Founded in 2008 by Nazila Alasti, the title of the website came from a nickname that Nazila and her coworkers called each other–”joon.” “Joon,” in Persian, means “dear;” thus Nazila and her coworkers would call each other by their first name then “joon” (kinda like “John dear”). As a result, the tool was dubbed “Jooners.”
I was super excited when Jooners contacted me to review their website for them. I had been looking for an online tool just like this, but hadn’t found one. SO glad they found me!
For the purpose of this review, Jooners supplied me with a free premium account valued at $49.95. However, in spite being compensated to do this review, all the opinions are completely my own.
This takes me to the “Set up” screen where I’m faced with a choice: “Plan An Event” or “Collect Information.” Upon hovering over each button, a bubble pops up giving a brief explanation of the option. For the sake of this tutorial, I selected “Plan An Event.” The second option is super helpful, too, as it collects data such as tee-shirt size, getting votes, or deciding on a venue.
The next section was the preliminary details. I typed in the event’s name (which I creatively entitled “Church Potluck”), an example description (were this actually being used for a potluck, I’d explain in more detail how to proceed for my church family), entered the location, left my name as-is (it auto-filled as “TJ”), and entered a phony phone number. I also uploaded a cutlery image and I uploaded a document just to see what would happen to it (both the photo and the document are optional, and I believe both are premium features).
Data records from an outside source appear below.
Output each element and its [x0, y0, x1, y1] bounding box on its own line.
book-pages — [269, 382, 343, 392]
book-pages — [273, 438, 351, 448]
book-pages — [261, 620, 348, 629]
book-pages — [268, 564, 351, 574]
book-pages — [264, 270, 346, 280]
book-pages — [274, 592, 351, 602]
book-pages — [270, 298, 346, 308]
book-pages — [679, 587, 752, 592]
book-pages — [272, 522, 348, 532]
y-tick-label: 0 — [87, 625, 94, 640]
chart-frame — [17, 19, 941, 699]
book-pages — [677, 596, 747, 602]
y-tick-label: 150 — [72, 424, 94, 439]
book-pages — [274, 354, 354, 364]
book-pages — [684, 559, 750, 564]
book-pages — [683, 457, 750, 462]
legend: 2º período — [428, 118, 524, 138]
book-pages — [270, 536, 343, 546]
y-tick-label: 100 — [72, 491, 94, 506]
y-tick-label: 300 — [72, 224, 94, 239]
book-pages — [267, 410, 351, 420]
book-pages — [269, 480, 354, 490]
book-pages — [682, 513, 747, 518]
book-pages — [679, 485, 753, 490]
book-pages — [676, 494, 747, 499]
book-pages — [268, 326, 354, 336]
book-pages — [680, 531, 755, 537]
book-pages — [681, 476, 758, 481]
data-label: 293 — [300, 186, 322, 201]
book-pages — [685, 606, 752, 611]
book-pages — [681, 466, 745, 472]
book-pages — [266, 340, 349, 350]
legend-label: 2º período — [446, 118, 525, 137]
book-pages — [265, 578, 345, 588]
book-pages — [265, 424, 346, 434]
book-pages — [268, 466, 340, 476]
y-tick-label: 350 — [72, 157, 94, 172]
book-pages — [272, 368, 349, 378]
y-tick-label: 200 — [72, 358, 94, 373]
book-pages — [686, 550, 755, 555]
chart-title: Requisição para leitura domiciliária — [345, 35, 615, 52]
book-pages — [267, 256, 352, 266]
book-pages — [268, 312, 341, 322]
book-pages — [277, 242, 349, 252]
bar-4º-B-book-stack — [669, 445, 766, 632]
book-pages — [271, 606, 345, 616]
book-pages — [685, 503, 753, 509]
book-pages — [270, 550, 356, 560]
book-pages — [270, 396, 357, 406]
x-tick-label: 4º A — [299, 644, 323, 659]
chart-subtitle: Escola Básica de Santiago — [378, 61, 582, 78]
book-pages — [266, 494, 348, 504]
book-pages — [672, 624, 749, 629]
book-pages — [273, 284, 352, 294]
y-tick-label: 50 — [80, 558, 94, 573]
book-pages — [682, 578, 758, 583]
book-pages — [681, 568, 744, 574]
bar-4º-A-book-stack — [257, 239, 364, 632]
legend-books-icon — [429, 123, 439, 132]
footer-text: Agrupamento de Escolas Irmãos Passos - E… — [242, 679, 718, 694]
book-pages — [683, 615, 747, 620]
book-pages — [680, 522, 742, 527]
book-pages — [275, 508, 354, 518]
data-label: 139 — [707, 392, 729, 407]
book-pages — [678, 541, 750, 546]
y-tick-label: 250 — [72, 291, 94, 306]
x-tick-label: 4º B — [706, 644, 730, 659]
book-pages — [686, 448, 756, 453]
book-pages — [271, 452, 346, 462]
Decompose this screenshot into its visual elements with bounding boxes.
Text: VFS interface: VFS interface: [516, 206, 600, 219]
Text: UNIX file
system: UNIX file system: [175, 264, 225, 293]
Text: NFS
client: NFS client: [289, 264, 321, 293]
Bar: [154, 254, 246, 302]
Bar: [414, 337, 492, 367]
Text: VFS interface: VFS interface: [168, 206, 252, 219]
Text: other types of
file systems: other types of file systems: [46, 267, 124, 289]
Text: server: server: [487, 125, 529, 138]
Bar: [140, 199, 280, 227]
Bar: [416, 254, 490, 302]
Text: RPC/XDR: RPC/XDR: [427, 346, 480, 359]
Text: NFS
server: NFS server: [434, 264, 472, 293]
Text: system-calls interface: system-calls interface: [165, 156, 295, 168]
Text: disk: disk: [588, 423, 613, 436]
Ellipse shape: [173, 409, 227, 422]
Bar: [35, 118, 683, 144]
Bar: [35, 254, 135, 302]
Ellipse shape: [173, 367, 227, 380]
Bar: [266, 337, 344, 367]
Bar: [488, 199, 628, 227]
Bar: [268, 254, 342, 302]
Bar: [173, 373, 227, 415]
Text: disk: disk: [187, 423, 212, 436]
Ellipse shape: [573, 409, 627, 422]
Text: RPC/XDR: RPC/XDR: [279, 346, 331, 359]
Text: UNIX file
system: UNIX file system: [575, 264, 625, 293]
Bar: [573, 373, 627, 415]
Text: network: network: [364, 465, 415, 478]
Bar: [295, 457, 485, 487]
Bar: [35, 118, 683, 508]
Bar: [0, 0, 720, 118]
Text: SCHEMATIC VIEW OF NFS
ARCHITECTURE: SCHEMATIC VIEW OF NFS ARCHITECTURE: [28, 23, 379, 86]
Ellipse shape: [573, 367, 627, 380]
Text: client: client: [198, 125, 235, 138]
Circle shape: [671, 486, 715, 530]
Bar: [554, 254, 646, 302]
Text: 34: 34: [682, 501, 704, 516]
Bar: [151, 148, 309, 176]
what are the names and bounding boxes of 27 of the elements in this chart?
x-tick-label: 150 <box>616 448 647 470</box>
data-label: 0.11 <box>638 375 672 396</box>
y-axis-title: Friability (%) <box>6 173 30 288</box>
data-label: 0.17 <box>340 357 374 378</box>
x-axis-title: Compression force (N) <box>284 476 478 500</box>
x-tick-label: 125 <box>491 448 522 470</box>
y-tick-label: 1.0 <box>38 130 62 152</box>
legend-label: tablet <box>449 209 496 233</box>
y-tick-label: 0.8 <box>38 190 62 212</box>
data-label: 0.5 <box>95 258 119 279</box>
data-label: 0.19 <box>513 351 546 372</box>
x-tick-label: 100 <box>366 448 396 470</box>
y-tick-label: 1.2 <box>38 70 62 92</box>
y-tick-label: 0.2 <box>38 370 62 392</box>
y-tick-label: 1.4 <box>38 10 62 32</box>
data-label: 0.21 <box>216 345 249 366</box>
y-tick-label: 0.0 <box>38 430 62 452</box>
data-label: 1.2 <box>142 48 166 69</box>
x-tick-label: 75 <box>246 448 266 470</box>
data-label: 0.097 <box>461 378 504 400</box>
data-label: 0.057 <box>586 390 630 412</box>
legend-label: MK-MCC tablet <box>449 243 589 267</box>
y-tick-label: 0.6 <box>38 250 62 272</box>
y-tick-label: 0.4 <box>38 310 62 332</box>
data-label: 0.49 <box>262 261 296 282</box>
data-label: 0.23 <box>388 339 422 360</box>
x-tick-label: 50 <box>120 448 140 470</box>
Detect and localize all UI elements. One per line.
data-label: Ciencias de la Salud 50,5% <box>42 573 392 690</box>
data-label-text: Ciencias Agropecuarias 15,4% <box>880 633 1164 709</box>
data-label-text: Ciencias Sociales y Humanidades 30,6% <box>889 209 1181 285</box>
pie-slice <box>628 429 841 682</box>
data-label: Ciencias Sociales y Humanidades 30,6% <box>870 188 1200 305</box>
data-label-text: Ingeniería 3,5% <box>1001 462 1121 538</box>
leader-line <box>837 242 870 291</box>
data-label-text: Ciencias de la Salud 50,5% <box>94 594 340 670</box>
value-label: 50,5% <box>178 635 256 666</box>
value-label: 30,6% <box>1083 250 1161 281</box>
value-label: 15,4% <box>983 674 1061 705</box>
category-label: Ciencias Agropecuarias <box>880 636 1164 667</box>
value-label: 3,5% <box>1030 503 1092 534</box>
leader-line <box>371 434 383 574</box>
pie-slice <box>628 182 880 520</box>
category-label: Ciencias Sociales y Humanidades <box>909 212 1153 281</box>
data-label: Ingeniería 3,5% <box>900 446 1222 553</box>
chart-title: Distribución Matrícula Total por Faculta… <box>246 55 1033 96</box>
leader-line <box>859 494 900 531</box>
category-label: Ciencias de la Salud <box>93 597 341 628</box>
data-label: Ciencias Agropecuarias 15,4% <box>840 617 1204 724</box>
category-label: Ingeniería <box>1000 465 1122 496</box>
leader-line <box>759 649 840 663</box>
The next screen was where the real detail went. Since I created this sign-up sheet surrounding a theoretical potluck, I tailored the “Needed” column to reflect that. Now, if this were a real potluck, I might get into more detail (like instead of “side dish,” maybe “cooked vegetables”). The tool also asked how many volunteers to ask for each item, had a drop-down menu where you can add saved contacts (I added myself to a dessert), and a notes section. The “Needed,” “Volunteer Name,” etc. headers were editable to make each column more specific. The three buttons to the right of each row gave the options to delete, add, or duplicate rows. Towards the upper-right was a gear button which, when clicked, gave the option to add section headings. At the bottom of the screen were some self-explanatory preferences and a box where you can send a reminder to everyone. There was also a link to preview the sign-up sheet thus far to make any necessary tweaks. Once everything was set up satisfactorily, I clicked on the “Publish” button.
After publishing, I was taken to the “Publish/share” page. Here, I could email the sign-up sheet to church members, share it via Facebook or Twitter, or copy the link and share it any other way (I could see using a URL shortening service like bit.ly to shrink the long URL then print it out on pieces of paper or cardstock to hand to church members in person).
When someone goes to the URL to sign up, they enter their name and email then click the “Signup” button. This enters their name and email into the list in a place where only I can check it. Then, they check which dish they’d like to bring and enter anything in the notes section (which I changed to “Specific Dish”).
After creating my sign-up sheets, I could access and edit them any time I’d like while signed in. They were listed under the “My Jooners” tab. On this page, I could also view “My Commitments” (what I had personally signed up for) and the “Invitations to participate” (to whom I’d sent the lists to).
Since I’m active at church, I can think of a gazillion things to use this tool for (and I probably will!). But it’s great for things beyond church, too–I’m thinking work, school, 4-H or other clubs, parties, and much more.
Overall, I LOVE this online tool. It’s so simple and so convenient. It saves paper! And ink! And it saves hunting people down to ask them to sign up for things (instead, I can just bug them repeatedly via email!). In reviewing the website, I couldn’t find anything I didn’t like. Some of the words here and there had typos or were grammatically incorrect, but that’s nitpicking because I’m grammatically OCD and others may never catch these measly errors.
You can sign up for a free basic account or a premium account for $49.95 a year (or $5.95 per month) at www.Jooners.com. To purchase a premium one-year account, you must have a valid Amazon.com account (linked with a method of payment like a credit card).